Re: can a const pointer be deleted?
On Dec 2, 8:05 pm, Maxim Yegorushkin <maxim.yegorush...@gmail.com>
wrote:
On Dec 2, 1:55 pm, abir <abirba...@gmail.com> wrote:
Hi,
In the std containers erase takes a const_iterator.
This is not so.
In std containers erase member function is a non-const member
function, because it changes the container contents. It would not be
logical for that function to accept const_iterator.
Though the MSDN document (I am using VC9 express) says it it an
iterator
http://msdn.microsoft.com/en-us/library/ceh559x2(VS.80).aspx
and SGI is saying the same, the code says it is an const iterator and
thus,
std::vector<int> v;
v.push_back(1);
const std::vector<int>& cv = v;
std::cout<<typeid(cv.begin()).name()<<"\n";
v.erase(cv.begin());
This code runs perfectly, and indeed cv.begin() is const_iterator and
i think
it is not possible to convert a const_iterator to iterator, though the
other way is possible.
So not sure if i am missing something or it is bug from msvc side.
Will check it on gcc.
I have my own container and there const_iterator is a const pointer
to the item.
I want to free the memory for the item on erase (i.e both destroy &
deallocate).
However deallocate function for allocator (and so delete, free etc)
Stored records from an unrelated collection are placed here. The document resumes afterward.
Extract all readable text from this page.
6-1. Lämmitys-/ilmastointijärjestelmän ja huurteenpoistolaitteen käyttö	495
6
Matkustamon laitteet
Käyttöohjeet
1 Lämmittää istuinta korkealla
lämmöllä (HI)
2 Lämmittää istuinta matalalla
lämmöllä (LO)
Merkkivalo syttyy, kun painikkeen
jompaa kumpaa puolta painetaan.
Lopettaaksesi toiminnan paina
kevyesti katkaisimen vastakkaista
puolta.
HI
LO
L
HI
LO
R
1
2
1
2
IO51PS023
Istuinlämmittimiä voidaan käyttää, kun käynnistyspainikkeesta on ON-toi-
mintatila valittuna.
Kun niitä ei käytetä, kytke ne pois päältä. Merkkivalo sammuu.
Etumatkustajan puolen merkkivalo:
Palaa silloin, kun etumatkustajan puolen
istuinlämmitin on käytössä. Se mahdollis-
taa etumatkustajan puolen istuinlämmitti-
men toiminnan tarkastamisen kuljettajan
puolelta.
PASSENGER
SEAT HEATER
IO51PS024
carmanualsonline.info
takes a pointer rather than
a const pointer. Is that mean i have to cast it back to a pointer?
Make your_container::erase() accept non-const iterators.
That is what i do. But my point is, if const pointer can be destroyed
(though can't be modified)
so why can't const_iterator do the same?
I was looking at std::list. There even a const_iterator returns a non
const node pointer (not very sure though).
Also how this works ? does the operator delete automatically cast it
to a non const type ?
const testobj* to = new testobj(1,1);
delete to;
There are two different things in C++ named delete: a) delete-
expression; b) operator delete. Here you are using delete-expression
and it ignores const-ness and volatile-ness. What delete-expression a)
does is it calls the destructor of the object and then invokes
operator delete b).
In C, while this works
char* ch = (char*)std::malloc(5);
std::free(ch);
for a const pointer i explicitly need to cast it back like,
const char* ch = (const char*)std::malloc(5);
std::free((char*)ch);//or std::free(void*)ch);
In C++ the equivalents of malloc/free are operator new/delete, not new/
delete-expression:
#include <new>
int main()
{
char const* c = (char const*)operator new(5);
operator delete((void*)c); // need a cast here
}
I understand that. What i want to know whether delete expression after
calling destructor
implicitly cast the const pointer to non const before calling delete
operator? as delete operator
takes a void* (and not a const void*) and the pointer available after
destruction is const T* (T is the object type) which can be converted
to const void* but not to void* in 'ordinary cases'.
It seems delete expression, as you said does that extra thing to
remove const-ness and volatile
from the pointer before calling delete operator (Though i don't know
why!).
Thanks for reply.
abir
--
Max